岩塩
当店の足湯はお客様の状態に合わせまして、香りとミネラル豊富な岩塩を使っております。
「いらっしゃいませ、鈴木様」
朝起きたら、凄く怠かったから、ドゥムンに行くことにした。
「今日はどこか、調子の方が?」
「怠いって、感じ」
「季節の変わり目もありますからね」
昨日から、そう、冬なんだなって思う寒さが始まっている。
「そういう症状はありますか?」
「そうだね、無理しないで三日ぐらいは睡眠時間を多目に取って、乗り切ってる」
「そうですか…」
オーナーは少し考えて。
「今日は足を洗うのを長めにしましょう」
このサロンでは、どこかのマッサージとは違って、オーナーご自ら洗ってくれる。
衛生のことを考えて、スポンジは使い捨だ。
「こういったスポンジは、サイズがマチマチのはお買い得なんですよ」
今、流行の訳ありという奴か。
「サロンの経営は難しいんですよ」
「そうでしょうね」
少なくとも、鈴木には見当もつかない。
「腕がとてもいい人でも、経営があまり上手ではなくて、惜しいこともあります」
「それは惜しいですね」
オーナーが誉めるだけの、腕を持つ人がまだまだこの世には多いと言うことか。
「私も、まだまだです」
「いやいや、オーナーでまだまだっていうなら、駅前のあの店なんかは!…いや、あっ、うん、ゴメンナサイ」
失言でした。
「どういう考え方で、サロンを経営しているかはわかりませんが、目の前のお客さんを癒やす、心地よくするのが一番だとは思います、そのために必要な場所の確保、維持も、大事です」
強い人なんだなと、思う笑顔。
「さて、この辺でよろしいですね」
足湯がやってきた。
「どうぞ、こちらに」
営業で働きっぱなしの足が、靴と靴下から解放される。
ぽちゃり
いい匂いがする、これはゼラニウムという香りだ。どうも俺にはゼラニウムが合うらしい。

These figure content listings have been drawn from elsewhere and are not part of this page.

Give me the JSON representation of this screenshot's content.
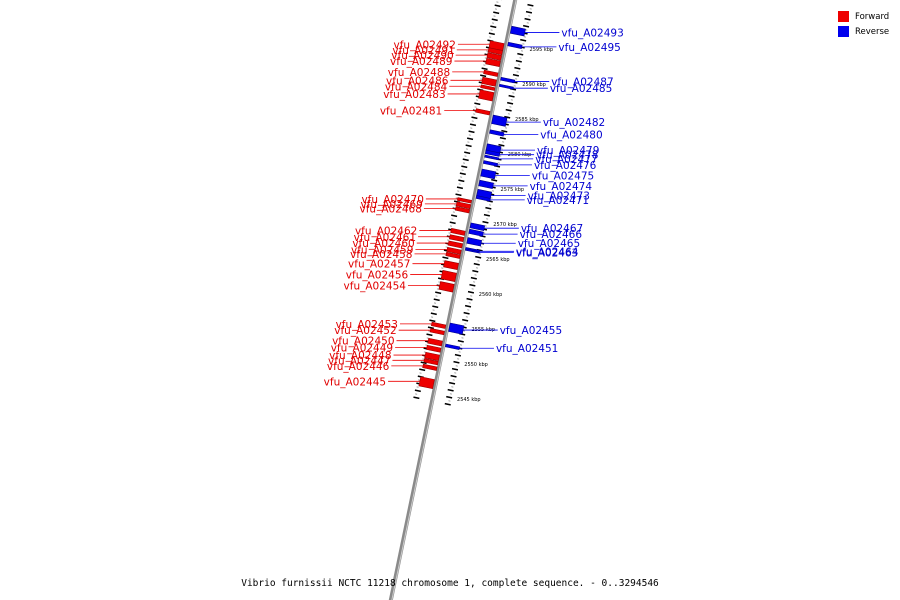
{
  "caption": "Vibrio furnissii NCTC 11218 chromosome 1, complete sequence. - 0..3294546",
  "legend": {
    "forward": {
      "label": "Forward",
      "color": "#ee0000"
    },
    "reverse": {
      "label": "Reverse",
      "color": "#0000ee"
    }
  },
  "forward_genes": [
    {
      "id": "vfu_A02492",
      "pos": 2595.0,
      "len": 1.0
    },
    {
      "id": "vfu_A02491",
      "pos": 2594.0,
      "len": 0.6
    },
    {
      "id": "vfu_A02490",
      "pos": 2593.3,
      "len": 0.7
    },
    {
      "id": "vfu_A02489",
      "pos": 2592.5,
      "len": 0.8
    },
    {
      "id": "vfu_A02488",
      "pos": 2590.8,
      "len": 0.5
    },
    {
      "id": "vfu_A02486",
      "pos": 2589.8,
      "len": 0.9
    },
    {
      "id": "vfu_A02484",
      "pos": 2588.7,
      "len": 0.4
    },
    {
      "id": "vfu_A02483",
      "pos": 2588.0,
      "len": 1.2
    },
    {
      "id": "vfu_A02481",
      "pos": 2585.3,
      "len": 0.5
    },
    {
      "id": "vfu_A02470",
      "pos": 2572.6,
      "len": 0.4
    },
    {
      "id": "vfu_A02469",
      "pos": 2572.0,
      "len": 0.6
    },
    {
      "id": "vfu_A02468",
      "pos": 2571.3,
      "len": 0.5
    },
    {
      "id": "vfu_A02462",
      "pos": 2568.2,
      "len": 0.6
    },
    {
      "id": "vfu_A02461",
      "pos": 2567.3,
      "len": 0.6
    },
    {
      "id": "vfu_A02460",
      "pos": 2566.4,
      "len": 0.6
    },
    {
      "id": "vfu_A02459",
      "pos": 2565.5,
      "len": 0.6
    },
    {
      "id": "vfu_A02458",
      "pos": 2564.8,
      "len": 0.5
    },
    {
      "id": "vfu_A02457",
      "pos": 2563.6,
      "len": 0.9
    },
    {
      "id": "vfu_A02456",
      "pos": 2562.2,
      "len": 1.2
    },
    {
      "id": "vfu_A02454",
      "pos": 2560.6,
      "len": 1.1
    },
    {
      "id": "vfu_A02453",
      "pos": 2554.8,
      "len": 0.5
    },
    {
      "id": "vfu_A02452",
      "pos": 2553.9,
      "len": 0.5
    },
    {
      "id": "vfu_A02450",
      "pos": 2552.5,
      "len": 0.7
    },
    {
      "id": "vfu_A02449",
      "pos": 2551.5,
      "len": 0.6
    },
    {
      "id": "vfu_A02448",
      "pos": 2550.5,
      "len": 0.8
    },
    {
      "id": "vfu_A02447",
      "pos": 2549.6,
      "len": 0.5
    },
    {
      "id": "vfu_A02446",
      "pos": 2548.8,
      "len": 0.5
    },
    {
      "id": "vfu_A02445",
      "pos": 2547.0,
      "len": 1.3
    }
  ],
  "reverse_genes": [
    {
      "id": "vfu_A02495",
      "pos": 2595.3,
      "len": 0.5
    },
    {
      "id": "vfu_A02493",
      "pos": 2597.6,
      "len": 1.0
    },
    {
      "id": "vfu_A02487",
      "pos": 2590.3,
      "len": 0.4
    },
    {
      "id": "vfu_A02485",
      "pos": 2589.3,
      "len": 0.3
    },
    {
      "id": "vfu_A02482",
      "pos": 2584.9,
      "len": 1.2
    },
    {
      "id": "vfu_A02480",
      "pos": 2582.8,
      "len": 0.5
    },
    {
      "id": "vfu_A02479",
      "pos": 2580.8,
      "len": 1.0
    },
    {
      "id": "vfu_A02478",
      "pos": 2579.9,
      "len": 0.5
    },
    {
      "id": "vfu_A02477",
      "pos": 2579.2,
      "len": 0.3
    },
    {
      "id": "vfu_A02476",
      "pos": 2578.4,
      "len": 0.4
    },
    {
      "id": "vfu_A02475",
      "pos": 2577.2,
      "len": 1.0
    },
    {
      "id": "vfu_A02474",
      "pos": 2575.6,
      "len": 0.8
    },
    {
      "id": "vfu_A02473",
      "pos": 2574.3,
      "len": 1.0
    },
    {
      "id": "vfu_A02471",
      "pos": 2573.4,
      "len": 0.4
    },
    {
      "id": "vfu_A02467",
      "pos": 2569.5,
      "len": 0.7
    },
    {
      "id": "vfu_A02466",
      "pos": 2568.6,
      "len": 0.6
    },
    {
      "id": "vfu_A02465",
      "pos": 2567.4,
      "len": 0.8
    },
    {
      "id": "vfu_A02464",
      "pos": 2566.0,
      "len": 0.3
    },
    {
      "id": "vfu_A02463",
      "pos": 2565.8,
      "len": 0.2
    },
    {
      "id": "vfu_A02455",
      "pos": 2555.2,
      "len": 1.2
    },
    {
      "id": "vfu_A02451",
      "pos": 2552.2,
      "len": 0.4
    }
  ],
  "kbp_labels": [
    "2595 kbp",
    "2590 kbp",
    "2585 kbp",
    "2580 kbp",
    "2575 kbp",
    "2570 kbp",
    "2565 kbp",
    "2560 kbp",
    "2555 kbp",
    "2550 kbp",
    "2545 kbp"
  ]
}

「少し気分転換も兼ねて、ゼラニウムに柑橘系の香りと思いましたが、鈴木様はあまり新しい物を好まれないようです」
「疲れているとね、どうしてもね」
慣れたもの、馴染んだものが好きだ。新しいもの、うるさいものは遠慮したい。
そんな鈴木が精一杯の勇気で、見つけたサロンが当たりなのだ、ここに全てを任せたい。
「たまたまとても良い塩、岩塩が手に入りました。足湯の中に入れております」
「ぽかぽかする」
「今日は長めに足湯に入っていただいてから、マッサージをします」
「してください!」
「はい、しかし…」
足を見て。
「少々失礼します」
オーナーの指が、鈴木の左足の指に絡みつく。
(はう!)
言葉にならず。
そのままオーナーの指が左足よ指をもみほぐしていく、前にグイッ!後ろにグイッ!
するとどうだろう、今まで足が凝っているという事を感じなかった足の、血流が良くなっていく。自分で動いているというのがわかるのだ。
「ここもですかね」
親指が、足の指の付け根、その下にある肩こりのツボをグリグリ。
とても良いと足の指がピクピクと動いて、答えるのだ。
「胃もちょっと…くるぶしも」
軽くつもりが、結構マッサージされて。
「これで五分ほど、お湯に使っていただきます」
えっ?これでまだマッサージは始まってませんよ、ドゥムンはこんなもんじゃありませんよ、そんなサロン、サロン・ドゥムンは今日もほぼ常連によっていっぱいです。